Electric utilities have deployed countless smart meters around the country, and the consumer generally pays the cost. So the user is paying the utility to provide it with the capability to charge time-of-use rates for electricity and even real-time pricing rates. This is especially noteworthy during the hot summer months, such as July, when New York state hit a record consumption of nearly 40,000 megawatts (MW) and peak pricing of $500 per megawatt-hour, which is nearly 10 times the average cost.


Smart meters were touted as having power quality capabilities that will improve the grid’s reliability. Attendees at the power quality meeting noted that few, if any, of the marketed capabilities are being used, either because meters were bought without such capabilities because they were deemed too pricey, or communicating, downloading and processing the power quality data was not worth the cost. The meter telling you that you have no electricity at your house during a blackout or interruption may help improve restoration time but will not prevent the loss of power.


Given the newness of the meters and future plans for them, some utilities intend to replace them with newer models with more capabilities in five years or so. Let’s see, my under-glass electromechanical wattmeter has lasted more than 30 years, and now the new one is only good for five? And who is paying, again?


Smart-energy sources


The distribution of local renewable alternative-energy sources is part of the push to reduce dependency on oil and other “polluting” type energy sources. This, of course, is a worthy endeavor for future generations to have a better environment. However, some claims for improved reliability again have a ways to go. With the current interconnection scheme of distributed sources into the grid, the alternative-power source is supposed to trip offline when a voltage sag or interruption occurs. Therefore, the high energy consumption in the summer strains the grid, and something temporarily reduces the voltage. The distributed sources all trip off, leaving the already-strained utility generators with more power to supply, which is then likely to cascade into an interruption if it sustains much longer.


Power factor charges are included in some rate structures because the wattage consumed by the facility is significantly lower due to poor power factors of its loads. The utility must have the system capacity to provide the necessary larger volt-amperes.

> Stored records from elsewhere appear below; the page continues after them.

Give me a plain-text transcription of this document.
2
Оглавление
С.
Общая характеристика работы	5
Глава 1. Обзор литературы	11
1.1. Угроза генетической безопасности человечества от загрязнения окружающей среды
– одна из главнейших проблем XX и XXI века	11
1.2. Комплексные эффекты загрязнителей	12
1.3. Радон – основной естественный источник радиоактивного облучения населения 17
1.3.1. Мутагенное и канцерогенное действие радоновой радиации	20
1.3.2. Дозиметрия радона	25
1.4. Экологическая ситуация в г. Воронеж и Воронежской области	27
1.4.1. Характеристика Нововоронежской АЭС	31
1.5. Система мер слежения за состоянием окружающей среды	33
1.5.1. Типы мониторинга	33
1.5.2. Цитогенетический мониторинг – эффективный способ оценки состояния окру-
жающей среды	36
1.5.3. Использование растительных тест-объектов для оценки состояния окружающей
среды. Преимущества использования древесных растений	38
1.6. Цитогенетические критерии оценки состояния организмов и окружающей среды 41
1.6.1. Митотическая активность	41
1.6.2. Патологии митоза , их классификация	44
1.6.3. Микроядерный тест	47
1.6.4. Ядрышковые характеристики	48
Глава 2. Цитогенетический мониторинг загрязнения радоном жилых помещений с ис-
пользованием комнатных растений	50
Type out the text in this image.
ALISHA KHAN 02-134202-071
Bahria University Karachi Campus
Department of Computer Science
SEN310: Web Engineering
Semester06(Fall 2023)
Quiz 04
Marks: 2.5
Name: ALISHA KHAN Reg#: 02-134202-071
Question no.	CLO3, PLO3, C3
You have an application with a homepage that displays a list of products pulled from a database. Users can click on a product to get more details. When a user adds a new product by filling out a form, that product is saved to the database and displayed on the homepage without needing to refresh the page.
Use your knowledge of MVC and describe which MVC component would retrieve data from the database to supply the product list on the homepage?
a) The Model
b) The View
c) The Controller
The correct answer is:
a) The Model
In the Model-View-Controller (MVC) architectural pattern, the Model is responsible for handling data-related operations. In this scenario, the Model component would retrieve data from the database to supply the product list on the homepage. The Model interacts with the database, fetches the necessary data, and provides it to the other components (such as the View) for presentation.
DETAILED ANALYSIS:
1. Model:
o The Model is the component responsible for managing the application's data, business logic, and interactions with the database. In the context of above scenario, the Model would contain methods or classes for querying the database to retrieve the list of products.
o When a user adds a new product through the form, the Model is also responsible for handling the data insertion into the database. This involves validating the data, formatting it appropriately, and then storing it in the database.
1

The reverse is true for generation by utilities with regard to power that may be supplied by alternative sources. When it is hot and the wind isn’t blowing and the clouds are obscuring the solar panels, the utility must still have the capacity to provide all of the power. Who pays for this reserve capacity that isn’t making money for the utility when it is sunny and/or the wind is blowing adequately?


PV panels


Photovoltaic (PV) panels have come down significantly in price, considering incentives and rebates, but they still seem to be an option for the more affluent. One knowledgeable person in the field who has been involved with PV technology for more than 20 years finally decided to install 8 kilowatts of capacity on his roof, knowing that even after the rebates and other incentives, the return-on-investment of his $25,000 outlay will take many, many years to break even. Also, one must consider the amount of time that is needed before a solar panel has generated more energy than was used to produce it, the greenhouse gases generated in production, the rare earth metals used in manufacturing, and the hazardous waste provisions at end-of-life.

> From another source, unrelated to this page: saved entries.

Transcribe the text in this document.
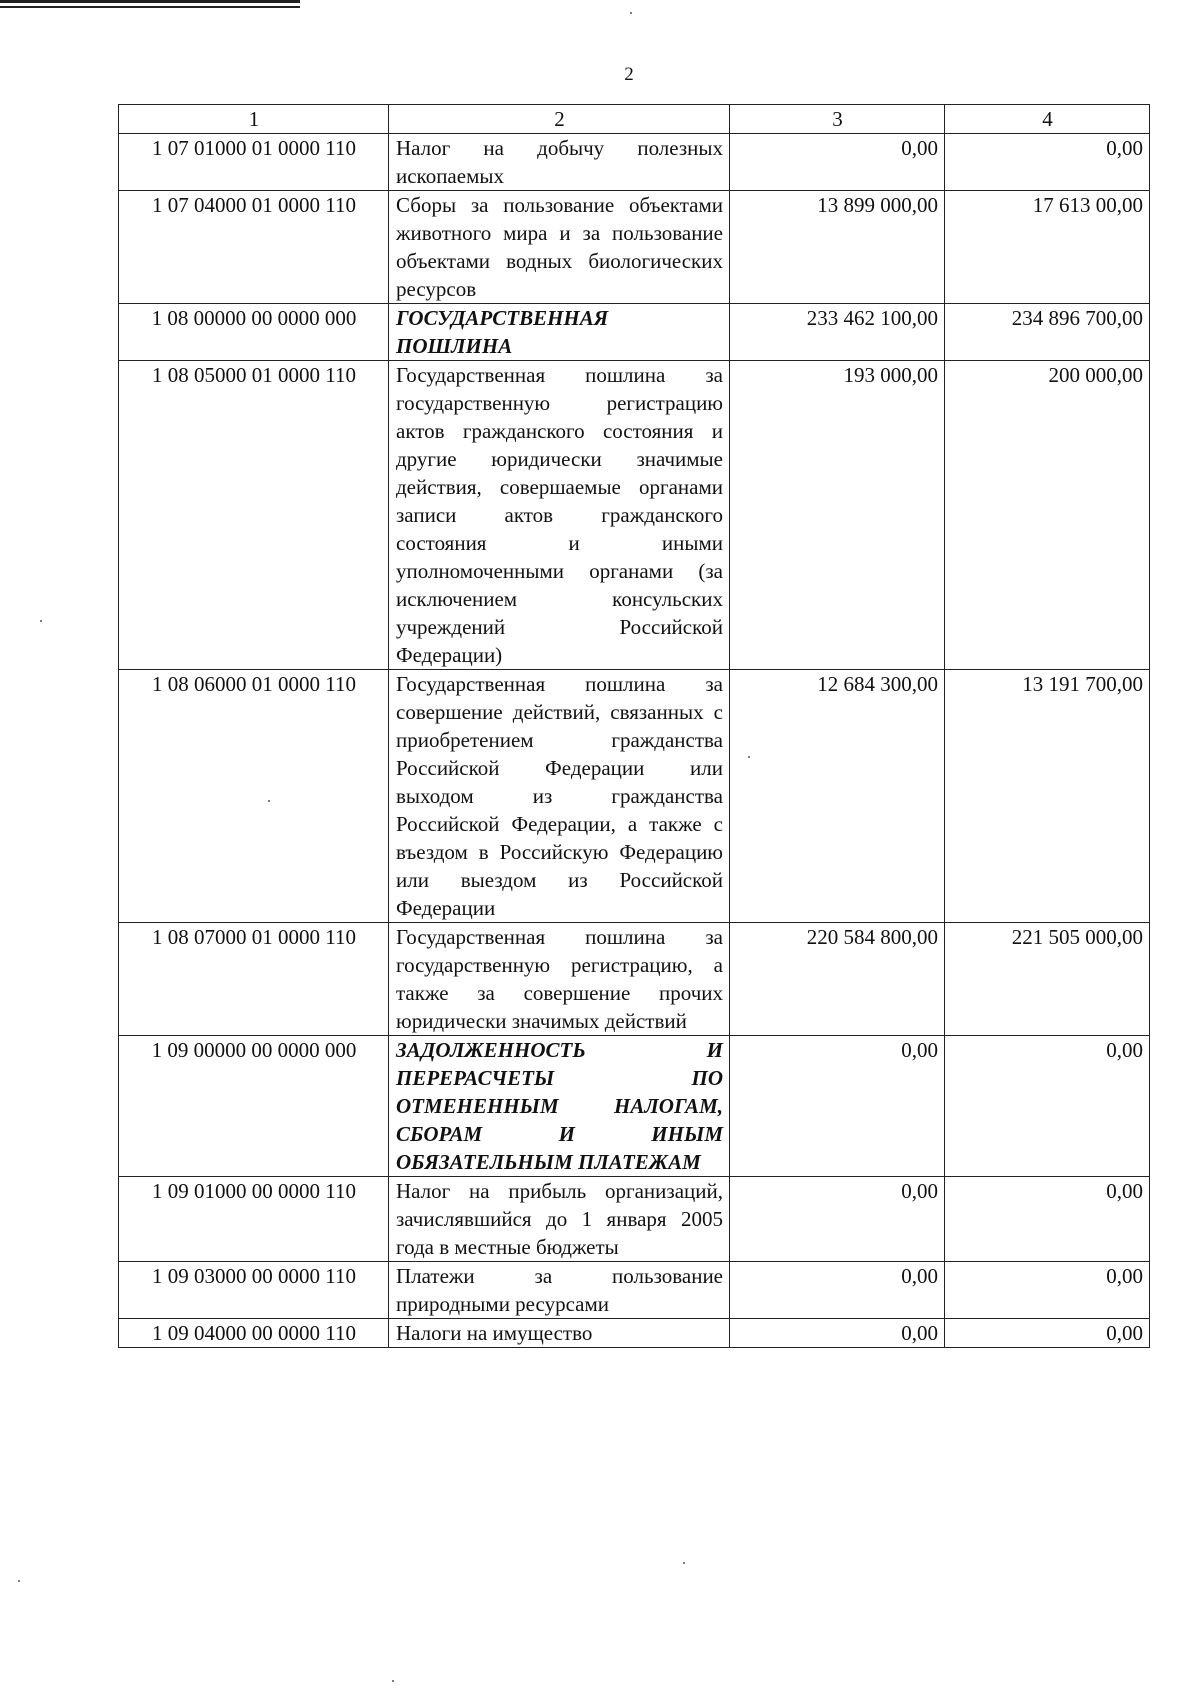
2
1	2	3	4
1 07 01000 01 0000 110	Налог на добычу полезных ископаемых	0,00	0,00
1 07 04000 01 0000 110	Сборы за пользование объектами животного мира и за пользование объектами водных биологических ресурсов	13 899 000,00	17 613 00,00
1 08 00000 00 0000 000	ГОСУДАРСТВЕННАЯ ПОШЛИНА	233 462 100,00	234 896 700,00
1 08 05000 01 0000 110	Государственная пошлина за государственную регистрацию актов гражданского состояния и другие юридически значимые действия, совершаемые органами записи актов гражданского состояния и иными уполномоченными органами (за исключением консульских учреждений Российской Федерации)	193 000,00	200 000,00
1 08 06000 01 0000 110	Государственная пошлина за совершение действий, связанных с приобретением гражданства Российской Федерации или выходом из гражданства Российской Федерации, а также с въездом в Российскую Федерацию или выездом из Российской Федерации	12 684 300,00	13 191 700,00
1 08 07000 01 0000 110	Государственная пошлина за государственную регистрацию, а также за совершение прочих юридически значимых действий	220 584 800,00	221 505 000,00
1 09 00000 00 0000 000	ЗАДОЛЖЕННОСТЬ И ПЕРЕРАСЧЕТЫ ПО ОТМЕНЕННЫМ НАЛОГАМ, СБОРАМ И ИНЫМ ОБЯЗАТЕЛЬНЫМ ПЛАТЕЖАМ	0,00	0,00
1 09 01000 00 0000 110	Налог на прибыль организаций, зачислявшийся до 1 января 2005 года в местные бюджеты	0,00	0,00
1 09 03000 00 0000 110	Платежи за пользование природными ресурсами	0,00	0,00
1 09 04000 00 0000 110	Налоги на имущество	0,00	0,00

And since this is a power quality column, both PV panels and wind turbines use inverters to convert the generated voltage into a grid-frequency synchronized voltage. Inverters are nonlinear devices, which we all know generate harmonics and can develop harmonic resonances. They also can contribute to flicker problems resulting from the variable source of energy.


The future of electric supply and demand needs to progress with new technologies that make electricity a more reliable and efficient resource while reducing environmental impacts, but moving forward, energy producers and consumers should base decisions on what is really happening in the industry.